Cosa nasconde ancora l'Iran?
«Ad esempio ci sono altri due altri siti a Teheran, focalizzati sulla produzione di armamenti e su test e simulazioni di esplosioni in vista della bomba atomica».
In cosa consiste il programma nucleare dei mullah?
«Ci sono tre parti: l'arricchimento dell'uranio per la bomba atomica, la costruzione di testate nucleari e il sistema di missili per lanciarle».
A che punto è arrivato il regime?
«Ha ottenuto risultati nella prima e nella terza fase e ora è concentrato sulla parte più difficile che è la costruzione di testate nucleari».
L'Agenzia internazionale per l'energia atomica ne è a conoscenza?
«È la parte più segreta del programma e sotto il completo controllo delle Guardie della rivoluzione. L'Aiea ha fatto poco per avere maggiori informazioni, anche perché Teheran non permette l'accesso a molti siti».
I recenti test missilistici sono una provocazione o una reale minaccia?
«Teheran ha un avanzato programma missilistico di cui gli Shahab-3, Ghadar e Sejil sono solo degli esempi. Le mie fonti nel Paese mi dicono che il raggio di azione dei missili sperimentati in questi giorni supera di gran lunga i duemila chilometri di cui parla il regime; ormai sono molto vicini ad ottenere missili da tremila chilometri».
Capaci, quindi, di raggiungere anche Stati europei?

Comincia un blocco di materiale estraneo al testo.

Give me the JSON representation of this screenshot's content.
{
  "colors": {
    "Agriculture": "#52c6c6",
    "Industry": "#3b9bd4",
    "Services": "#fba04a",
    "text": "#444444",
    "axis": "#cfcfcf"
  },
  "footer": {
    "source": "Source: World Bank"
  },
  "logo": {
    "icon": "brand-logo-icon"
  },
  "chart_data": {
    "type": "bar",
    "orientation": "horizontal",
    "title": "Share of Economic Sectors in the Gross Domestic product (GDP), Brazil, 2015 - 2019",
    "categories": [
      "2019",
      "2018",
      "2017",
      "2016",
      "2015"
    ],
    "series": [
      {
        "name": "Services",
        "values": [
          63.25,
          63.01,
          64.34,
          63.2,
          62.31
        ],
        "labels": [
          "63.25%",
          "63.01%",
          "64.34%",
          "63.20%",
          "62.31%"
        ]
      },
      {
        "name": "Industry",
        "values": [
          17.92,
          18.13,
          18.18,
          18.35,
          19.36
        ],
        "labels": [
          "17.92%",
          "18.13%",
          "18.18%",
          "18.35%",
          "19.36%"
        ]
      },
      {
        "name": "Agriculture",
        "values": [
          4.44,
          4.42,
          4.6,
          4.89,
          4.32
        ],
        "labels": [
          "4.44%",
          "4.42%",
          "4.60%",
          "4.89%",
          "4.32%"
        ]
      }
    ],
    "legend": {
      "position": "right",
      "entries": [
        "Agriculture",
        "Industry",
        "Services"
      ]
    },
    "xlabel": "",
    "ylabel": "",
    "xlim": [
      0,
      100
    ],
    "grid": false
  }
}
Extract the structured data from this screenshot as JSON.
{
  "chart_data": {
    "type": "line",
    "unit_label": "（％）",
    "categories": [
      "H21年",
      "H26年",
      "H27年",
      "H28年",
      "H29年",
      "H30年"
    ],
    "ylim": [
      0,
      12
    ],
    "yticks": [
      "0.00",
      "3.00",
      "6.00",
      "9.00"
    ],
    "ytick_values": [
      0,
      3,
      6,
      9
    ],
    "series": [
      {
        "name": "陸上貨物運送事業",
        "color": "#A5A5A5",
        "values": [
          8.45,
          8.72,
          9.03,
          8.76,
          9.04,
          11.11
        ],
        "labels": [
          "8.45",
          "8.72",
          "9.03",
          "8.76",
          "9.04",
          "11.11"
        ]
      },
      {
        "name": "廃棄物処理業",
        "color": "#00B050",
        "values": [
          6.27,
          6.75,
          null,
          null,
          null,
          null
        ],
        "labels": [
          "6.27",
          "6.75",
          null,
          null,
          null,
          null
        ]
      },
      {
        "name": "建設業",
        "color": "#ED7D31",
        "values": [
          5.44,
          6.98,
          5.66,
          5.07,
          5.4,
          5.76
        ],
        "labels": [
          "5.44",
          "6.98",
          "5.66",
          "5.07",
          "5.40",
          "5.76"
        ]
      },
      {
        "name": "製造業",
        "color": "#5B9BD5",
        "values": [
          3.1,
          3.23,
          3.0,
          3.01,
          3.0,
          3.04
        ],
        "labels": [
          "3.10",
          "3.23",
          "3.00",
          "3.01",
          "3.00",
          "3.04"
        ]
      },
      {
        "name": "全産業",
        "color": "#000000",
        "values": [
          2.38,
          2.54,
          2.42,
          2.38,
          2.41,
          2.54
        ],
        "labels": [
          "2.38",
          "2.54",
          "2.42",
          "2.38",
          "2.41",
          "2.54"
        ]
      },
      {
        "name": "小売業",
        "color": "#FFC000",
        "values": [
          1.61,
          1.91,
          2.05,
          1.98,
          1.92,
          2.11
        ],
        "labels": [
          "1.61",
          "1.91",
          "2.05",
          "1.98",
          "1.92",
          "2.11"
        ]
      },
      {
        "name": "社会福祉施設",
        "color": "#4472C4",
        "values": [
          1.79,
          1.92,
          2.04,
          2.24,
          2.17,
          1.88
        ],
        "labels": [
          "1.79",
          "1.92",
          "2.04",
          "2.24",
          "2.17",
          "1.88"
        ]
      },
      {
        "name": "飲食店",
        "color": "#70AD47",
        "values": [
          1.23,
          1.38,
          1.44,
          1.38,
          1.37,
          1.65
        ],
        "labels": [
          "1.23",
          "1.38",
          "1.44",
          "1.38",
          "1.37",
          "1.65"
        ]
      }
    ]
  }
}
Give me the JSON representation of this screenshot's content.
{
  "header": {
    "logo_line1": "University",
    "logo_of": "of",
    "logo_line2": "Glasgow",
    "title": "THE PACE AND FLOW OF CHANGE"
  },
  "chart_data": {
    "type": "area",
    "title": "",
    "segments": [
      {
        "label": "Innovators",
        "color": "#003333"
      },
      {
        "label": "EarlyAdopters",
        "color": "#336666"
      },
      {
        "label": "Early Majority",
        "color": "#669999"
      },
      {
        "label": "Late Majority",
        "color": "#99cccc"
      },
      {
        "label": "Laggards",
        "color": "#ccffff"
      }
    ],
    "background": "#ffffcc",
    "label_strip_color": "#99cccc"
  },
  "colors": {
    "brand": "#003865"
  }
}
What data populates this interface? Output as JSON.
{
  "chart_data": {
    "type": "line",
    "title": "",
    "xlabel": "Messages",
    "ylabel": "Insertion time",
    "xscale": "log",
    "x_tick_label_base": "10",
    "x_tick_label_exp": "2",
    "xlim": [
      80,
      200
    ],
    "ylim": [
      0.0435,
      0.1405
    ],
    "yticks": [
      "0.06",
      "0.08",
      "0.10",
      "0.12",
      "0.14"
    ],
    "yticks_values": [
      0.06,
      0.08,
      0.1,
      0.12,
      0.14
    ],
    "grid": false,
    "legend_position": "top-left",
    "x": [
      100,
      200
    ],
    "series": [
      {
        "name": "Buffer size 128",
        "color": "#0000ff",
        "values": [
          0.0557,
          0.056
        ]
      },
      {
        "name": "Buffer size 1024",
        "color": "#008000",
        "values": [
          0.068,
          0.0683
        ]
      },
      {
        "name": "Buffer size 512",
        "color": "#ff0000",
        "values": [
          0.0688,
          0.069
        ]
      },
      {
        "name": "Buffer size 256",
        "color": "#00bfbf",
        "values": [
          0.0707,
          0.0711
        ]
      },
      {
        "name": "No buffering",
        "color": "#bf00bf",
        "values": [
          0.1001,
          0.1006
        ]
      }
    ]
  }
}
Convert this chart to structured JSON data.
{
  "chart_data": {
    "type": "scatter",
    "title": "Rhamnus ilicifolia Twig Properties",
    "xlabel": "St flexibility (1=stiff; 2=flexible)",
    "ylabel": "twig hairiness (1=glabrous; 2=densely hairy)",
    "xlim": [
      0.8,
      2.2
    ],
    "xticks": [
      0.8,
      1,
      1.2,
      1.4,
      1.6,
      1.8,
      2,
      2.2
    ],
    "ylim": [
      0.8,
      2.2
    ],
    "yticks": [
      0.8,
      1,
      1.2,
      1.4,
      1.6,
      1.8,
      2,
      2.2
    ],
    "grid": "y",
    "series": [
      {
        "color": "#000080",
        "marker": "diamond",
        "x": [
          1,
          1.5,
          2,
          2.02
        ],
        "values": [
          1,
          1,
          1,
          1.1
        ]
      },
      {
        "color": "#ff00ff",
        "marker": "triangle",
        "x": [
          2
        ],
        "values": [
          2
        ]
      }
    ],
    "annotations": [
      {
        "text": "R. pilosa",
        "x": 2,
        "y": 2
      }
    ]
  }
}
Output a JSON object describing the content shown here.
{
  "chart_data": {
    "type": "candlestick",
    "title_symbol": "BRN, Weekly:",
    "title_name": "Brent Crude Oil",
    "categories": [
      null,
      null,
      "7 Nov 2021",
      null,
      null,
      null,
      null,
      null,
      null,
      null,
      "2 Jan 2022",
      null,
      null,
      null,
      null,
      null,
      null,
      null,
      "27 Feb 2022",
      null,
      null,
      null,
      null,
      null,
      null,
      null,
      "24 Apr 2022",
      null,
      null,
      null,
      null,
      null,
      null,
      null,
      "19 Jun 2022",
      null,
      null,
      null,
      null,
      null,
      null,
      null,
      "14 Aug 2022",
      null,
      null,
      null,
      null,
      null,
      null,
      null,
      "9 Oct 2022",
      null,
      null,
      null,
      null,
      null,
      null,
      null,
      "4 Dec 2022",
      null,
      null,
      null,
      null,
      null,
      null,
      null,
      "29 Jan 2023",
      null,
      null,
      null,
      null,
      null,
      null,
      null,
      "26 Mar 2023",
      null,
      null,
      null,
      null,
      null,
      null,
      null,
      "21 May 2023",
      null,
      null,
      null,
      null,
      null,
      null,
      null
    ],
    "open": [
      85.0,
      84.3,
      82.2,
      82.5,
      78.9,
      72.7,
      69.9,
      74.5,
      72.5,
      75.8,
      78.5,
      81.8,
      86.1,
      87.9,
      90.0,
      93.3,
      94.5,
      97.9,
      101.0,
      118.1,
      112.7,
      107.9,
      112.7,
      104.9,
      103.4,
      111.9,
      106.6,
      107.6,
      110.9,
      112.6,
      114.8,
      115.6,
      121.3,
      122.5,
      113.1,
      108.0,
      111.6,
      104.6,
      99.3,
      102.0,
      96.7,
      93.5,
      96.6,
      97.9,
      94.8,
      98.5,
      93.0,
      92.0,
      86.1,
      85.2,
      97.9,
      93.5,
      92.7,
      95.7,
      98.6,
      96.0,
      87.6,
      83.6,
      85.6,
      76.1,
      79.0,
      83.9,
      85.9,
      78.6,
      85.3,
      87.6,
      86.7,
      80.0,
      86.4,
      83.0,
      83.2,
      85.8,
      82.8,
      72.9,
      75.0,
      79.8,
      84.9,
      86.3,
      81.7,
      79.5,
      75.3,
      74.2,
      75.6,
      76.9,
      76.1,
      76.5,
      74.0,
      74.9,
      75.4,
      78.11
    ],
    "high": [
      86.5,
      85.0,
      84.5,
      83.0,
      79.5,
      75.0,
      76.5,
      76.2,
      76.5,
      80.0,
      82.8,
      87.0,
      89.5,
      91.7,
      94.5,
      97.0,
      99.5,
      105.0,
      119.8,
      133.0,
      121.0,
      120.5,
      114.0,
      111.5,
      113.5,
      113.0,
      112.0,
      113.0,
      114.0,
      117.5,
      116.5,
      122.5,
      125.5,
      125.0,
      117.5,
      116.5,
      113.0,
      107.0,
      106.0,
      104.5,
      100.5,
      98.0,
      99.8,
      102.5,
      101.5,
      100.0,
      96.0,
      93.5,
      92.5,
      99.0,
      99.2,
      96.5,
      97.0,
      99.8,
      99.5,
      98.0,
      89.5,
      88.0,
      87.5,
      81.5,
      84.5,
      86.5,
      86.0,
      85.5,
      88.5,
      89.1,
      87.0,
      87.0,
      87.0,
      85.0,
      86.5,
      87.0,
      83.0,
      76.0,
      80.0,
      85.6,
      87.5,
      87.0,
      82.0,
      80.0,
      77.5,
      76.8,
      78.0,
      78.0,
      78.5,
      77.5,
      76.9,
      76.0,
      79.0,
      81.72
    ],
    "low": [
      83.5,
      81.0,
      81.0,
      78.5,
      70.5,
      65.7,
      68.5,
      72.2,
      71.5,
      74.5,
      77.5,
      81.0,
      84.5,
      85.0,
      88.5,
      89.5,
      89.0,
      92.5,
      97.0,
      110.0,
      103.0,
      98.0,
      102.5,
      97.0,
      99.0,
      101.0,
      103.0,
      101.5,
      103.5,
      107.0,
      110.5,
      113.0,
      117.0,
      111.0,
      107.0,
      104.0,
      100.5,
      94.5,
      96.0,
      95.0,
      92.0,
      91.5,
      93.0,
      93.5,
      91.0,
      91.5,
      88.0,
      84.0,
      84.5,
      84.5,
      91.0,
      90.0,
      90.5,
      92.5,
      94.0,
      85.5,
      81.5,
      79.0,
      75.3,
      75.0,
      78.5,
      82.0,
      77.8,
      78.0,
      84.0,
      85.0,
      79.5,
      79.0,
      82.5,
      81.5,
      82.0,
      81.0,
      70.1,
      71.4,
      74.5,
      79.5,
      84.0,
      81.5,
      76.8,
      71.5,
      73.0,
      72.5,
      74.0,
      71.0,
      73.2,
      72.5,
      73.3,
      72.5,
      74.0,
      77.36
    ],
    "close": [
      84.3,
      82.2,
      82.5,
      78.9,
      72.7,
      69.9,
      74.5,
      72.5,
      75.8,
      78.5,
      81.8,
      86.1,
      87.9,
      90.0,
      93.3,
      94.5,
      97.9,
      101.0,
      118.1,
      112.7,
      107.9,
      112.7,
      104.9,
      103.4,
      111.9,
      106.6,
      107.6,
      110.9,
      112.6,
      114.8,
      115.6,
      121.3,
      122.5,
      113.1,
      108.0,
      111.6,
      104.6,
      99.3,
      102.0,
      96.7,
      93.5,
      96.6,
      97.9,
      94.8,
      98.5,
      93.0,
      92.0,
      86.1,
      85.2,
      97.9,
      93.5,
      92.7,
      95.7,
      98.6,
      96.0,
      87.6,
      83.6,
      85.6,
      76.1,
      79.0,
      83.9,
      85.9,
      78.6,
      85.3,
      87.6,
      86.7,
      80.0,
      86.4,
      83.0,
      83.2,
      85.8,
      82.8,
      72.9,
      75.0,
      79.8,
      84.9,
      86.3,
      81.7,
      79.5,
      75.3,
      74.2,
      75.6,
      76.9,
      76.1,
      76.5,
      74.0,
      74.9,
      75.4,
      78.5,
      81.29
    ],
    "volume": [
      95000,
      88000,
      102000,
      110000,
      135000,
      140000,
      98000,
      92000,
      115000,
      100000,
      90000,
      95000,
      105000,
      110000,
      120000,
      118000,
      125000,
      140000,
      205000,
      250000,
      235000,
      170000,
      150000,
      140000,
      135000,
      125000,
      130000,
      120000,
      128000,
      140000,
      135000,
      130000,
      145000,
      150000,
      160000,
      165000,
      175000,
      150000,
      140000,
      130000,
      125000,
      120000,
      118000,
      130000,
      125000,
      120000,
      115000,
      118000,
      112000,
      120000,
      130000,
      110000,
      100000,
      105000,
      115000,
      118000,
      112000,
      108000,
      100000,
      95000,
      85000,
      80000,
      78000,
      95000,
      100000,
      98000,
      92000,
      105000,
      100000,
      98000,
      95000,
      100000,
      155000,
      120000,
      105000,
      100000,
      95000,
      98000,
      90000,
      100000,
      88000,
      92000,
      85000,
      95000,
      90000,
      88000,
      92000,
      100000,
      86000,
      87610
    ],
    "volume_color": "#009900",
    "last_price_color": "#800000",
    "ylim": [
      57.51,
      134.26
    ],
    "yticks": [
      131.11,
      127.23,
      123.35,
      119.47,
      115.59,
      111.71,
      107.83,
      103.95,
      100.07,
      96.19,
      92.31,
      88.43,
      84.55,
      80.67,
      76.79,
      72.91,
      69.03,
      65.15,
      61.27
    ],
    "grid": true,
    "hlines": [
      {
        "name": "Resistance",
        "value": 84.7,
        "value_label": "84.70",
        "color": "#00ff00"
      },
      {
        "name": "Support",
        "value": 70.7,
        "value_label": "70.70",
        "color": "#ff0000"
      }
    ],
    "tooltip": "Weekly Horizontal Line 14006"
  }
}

«Esatto. Questo dimostra che nonostante le promesse di collaborazione e l'impegno per un programma nucleare pacifico, l'ambizione nucleare di Teheran è in fase avanzata e non si è mai fermata negli ultimi sette anni, cioè da quando sono cominciati i negoziati».
E Ginevra?
«Come tutti i negoziati dal 2003, porterà solo al rafforzamento del regime».